Sagan’s second novel, A Certain Smile , is in many ways a sequel to Bonjour Tristesse . Several of the familiar themes are there: the search for and betrayal of the lost mother; the double nature of father/lover and lover/brother; the defence of boredom or nothingness as a moral position more truthful than conventionality. Dominique, a law student at the Sorbonne, meets Luc, the married uncle of her boyfriend, Bertrand. Luc and his gentle, kindly wife, Françoise, take Dominique under their wing, for she is uncared-for and alone, the daughter of distant provincial parents rendered more remote by their unassuageable grief over the death some years earlier of ‘a son’, as Dominique expresses it. Like Cécile, Dominique struggles to maintain the dignity of her own reality, to assert its truth, however abnormal other people might claim to find it. ‘I was fine, and yet, inside of me, like some warm, living creature, there was always that hankering for languor, solitude and sometimes exaltation.

Luc quickly begins to make advances towards Dominique, even as Françoise is enveloping her in mother-love.
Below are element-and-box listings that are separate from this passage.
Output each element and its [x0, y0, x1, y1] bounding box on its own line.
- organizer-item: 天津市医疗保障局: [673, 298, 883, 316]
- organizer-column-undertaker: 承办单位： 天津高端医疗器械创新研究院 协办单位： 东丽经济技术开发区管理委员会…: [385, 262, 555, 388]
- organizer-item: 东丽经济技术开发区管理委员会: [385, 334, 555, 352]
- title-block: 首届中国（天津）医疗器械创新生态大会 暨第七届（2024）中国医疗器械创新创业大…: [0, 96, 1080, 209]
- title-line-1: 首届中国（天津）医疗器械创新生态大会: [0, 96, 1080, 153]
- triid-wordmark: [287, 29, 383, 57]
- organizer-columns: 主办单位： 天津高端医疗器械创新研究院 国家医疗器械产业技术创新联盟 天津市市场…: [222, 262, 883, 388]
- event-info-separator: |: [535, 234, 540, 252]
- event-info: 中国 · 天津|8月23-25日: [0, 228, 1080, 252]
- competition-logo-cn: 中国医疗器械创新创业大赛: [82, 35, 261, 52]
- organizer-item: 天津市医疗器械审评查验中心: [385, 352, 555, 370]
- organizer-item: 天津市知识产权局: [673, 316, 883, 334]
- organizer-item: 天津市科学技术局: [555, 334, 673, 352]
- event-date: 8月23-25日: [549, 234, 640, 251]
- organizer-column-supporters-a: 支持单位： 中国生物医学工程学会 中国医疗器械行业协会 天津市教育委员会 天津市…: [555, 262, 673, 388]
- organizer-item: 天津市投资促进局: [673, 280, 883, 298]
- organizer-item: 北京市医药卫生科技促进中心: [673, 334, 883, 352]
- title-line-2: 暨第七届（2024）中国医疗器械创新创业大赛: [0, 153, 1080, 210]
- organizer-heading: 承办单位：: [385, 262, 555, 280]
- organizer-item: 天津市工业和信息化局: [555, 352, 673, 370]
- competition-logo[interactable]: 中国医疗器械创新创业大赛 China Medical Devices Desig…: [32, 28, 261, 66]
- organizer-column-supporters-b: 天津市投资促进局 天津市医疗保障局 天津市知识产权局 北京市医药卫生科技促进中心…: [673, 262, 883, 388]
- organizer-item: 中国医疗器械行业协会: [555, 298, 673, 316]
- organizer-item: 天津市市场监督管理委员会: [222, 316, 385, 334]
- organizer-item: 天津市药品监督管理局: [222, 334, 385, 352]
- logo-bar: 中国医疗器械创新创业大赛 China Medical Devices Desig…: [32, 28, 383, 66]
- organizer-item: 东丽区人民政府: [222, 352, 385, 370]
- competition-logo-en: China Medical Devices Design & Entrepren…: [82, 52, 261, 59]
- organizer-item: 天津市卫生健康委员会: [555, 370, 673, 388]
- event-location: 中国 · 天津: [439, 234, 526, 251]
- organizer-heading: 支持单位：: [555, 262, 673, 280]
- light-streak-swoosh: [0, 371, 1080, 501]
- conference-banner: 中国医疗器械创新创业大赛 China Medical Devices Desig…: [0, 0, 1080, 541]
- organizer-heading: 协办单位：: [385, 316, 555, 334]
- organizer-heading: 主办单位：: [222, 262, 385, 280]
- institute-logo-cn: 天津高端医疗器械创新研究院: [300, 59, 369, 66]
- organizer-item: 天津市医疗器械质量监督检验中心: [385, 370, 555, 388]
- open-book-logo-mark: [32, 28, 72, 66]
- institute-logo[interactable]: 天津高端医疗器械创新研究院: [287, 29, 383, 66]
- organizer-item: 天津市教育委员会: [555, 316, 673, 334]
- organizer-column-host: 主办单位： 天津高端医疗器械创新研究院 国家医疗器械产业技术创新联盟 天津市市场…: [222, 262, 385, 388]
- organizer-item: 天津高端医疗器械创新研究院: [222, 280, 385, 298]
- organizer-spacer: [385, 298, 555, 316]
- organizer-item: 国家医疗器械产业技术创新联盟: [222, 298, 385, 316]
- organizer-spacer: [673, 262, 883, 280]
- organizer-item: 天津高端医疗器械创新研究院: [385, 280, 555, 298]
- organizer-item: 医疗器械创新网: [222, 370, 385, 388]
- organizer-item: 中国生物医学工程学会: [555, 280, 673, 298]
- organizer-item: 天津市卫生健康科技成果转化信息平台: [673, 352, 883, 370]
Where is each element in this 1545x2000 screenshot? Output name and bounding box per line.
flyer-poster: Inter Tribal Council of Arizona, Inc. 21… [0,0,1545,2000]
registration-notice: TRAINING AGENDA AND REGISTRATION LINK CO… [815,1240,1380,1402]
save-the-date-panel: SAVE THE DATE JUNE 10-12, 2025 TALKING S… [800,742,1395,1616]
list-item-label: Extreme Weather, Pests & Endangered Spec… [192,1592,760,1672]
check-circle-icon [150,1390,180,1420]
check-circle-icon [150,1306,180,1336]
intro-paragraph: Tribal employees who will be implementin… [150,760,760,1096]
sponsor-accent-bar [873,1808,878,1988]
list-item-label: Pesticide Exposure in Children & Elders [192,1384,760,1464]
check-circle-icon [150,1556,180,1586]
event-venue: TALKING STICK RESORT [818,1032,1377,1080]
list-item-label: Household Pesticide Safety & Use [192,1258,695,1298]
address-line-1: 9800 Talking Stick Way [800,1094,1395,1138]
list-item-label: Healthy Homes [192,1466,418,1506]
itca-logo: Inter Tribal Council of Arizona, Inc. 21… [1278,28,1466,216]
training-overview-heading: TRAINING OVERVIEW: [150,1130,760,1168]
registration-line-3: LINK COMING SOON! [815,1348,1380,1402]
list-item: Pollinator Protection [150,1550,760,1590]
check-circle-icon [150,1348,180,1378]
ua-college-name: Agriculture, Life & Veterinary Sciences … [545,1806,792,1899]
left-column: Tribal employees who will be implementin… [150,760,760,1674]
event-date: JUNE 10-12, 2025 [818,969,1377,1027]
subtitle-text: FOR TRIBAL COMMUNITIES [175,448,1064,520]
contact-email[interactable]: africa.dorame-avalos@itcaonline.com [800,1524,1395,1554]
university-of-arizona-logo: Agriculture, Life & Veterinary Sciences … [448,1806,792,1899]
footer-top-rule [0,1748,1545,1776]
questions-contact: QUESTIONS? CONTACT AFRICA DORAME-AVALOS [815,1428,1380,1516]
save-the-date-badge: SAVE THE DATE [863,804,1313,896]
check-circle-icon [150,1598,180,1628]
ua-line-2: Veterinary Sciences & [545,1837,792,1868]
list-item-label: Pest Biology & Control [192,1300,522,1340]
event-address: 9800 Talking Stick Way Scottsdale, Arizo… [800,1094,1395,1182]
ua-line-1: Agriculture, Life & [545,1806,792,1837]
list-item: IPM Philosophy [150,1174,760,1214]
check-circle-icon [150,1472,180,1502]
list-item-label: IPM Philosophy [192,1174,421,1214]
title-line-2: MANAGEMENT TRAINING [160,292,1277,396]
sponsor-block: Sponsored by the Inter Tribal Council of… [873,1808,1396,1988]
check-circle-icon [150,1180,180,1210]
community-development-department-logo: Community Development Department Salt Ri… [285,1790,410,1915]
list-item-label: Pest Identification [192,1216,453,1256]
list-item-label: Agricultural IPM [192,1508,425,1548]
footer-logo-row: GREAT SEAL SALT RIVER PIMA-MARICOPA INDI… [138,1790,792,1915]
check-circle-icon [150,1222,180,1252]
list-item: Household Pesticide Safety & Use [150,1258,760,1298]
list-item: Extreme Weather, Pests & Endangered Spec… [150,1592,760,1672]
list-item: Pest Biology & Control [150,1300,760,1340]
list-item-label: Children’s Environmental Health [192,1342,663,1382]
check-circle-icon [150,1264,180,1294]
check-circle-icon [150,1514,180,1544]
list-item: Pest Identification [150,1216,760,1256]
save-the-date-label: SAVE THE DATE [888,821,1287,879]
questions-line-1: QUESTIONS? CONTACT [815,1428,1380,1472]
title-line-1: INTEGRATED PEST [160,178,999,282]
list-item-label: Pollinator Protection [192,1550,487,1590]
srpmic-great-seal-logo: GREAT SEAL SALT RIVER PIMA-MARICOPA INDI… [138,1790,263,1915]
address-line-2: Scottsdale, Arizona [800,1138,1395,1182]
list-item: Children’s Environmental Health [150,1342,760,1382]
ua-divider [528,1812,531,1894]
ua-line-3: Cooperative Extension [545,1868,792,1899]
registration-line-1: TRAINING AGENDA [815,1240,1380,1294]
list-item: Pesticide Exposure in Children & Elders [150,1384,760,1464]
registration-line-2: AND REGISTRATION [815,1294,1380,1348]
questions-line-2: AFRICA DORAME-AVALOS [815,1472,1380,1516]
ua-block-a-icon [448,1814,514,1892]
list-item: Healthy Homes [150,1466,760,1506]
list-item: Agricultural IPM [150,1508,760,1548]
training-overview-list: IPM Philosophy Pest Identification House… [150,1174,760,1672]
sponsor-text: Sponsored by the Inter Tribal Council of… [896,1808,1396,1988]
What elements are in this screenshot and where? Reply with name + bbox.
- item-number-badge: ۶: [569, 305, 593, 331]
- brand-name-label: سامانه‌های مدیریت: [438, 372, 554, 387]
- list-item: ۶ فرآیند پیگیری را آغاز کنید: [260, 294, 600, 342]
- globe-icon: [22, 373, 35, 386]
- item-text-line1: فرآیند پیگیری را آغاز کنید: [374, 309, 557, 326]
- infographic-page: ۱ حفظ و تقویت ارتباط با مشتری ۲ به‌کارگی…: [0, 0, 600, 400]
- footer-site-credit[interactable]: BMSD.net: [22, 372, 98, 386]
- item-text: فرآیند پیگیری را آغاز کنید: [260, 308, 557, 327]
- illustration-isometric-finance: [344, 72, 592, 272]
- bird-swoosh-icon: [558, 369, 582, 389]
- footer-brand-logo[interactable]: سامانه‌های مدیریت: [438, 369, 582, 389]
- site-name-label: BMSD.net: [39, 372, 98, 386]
Dominique profits from their attention, but can find no moral path through it, for the two forms of affection – sexual and parental – are confused. Luc proposes that Dominique come away with him and have a brief affair, at the end of which he will return to Françoise. Once again, the father-figure is identified with an aberrant morality that results in the girl’s betrayal of the mother-figure. More importantly, he denies her emotional reality: according to Luc, his affair with Dominique can proceed only on the basis that she does not love him. The nature of love is the novel’s central preoccupation. The uncanny maturity that made Sagan’s name as a novelist is most strongly in evidence in her fearless and astute portrayal of love as a psychical event that has its roots in family life and the early formation of personality. To the modern reader, Luc’s conduct towards Dominique has strong undercurrents of abuse: her violent emotional trauma in the aftermath of the affair, and the novel’s exquisitely ambivalent ending in which the subjective death and rebirth of Dominique is described, go far beyond poignancy or even frankness. ‘Something is rotten in the state of Denmark,’ Dominique finds her-self repeating, without knowing why. Sagan’s sense of emotional tragedy is indeed that of the great dramatists.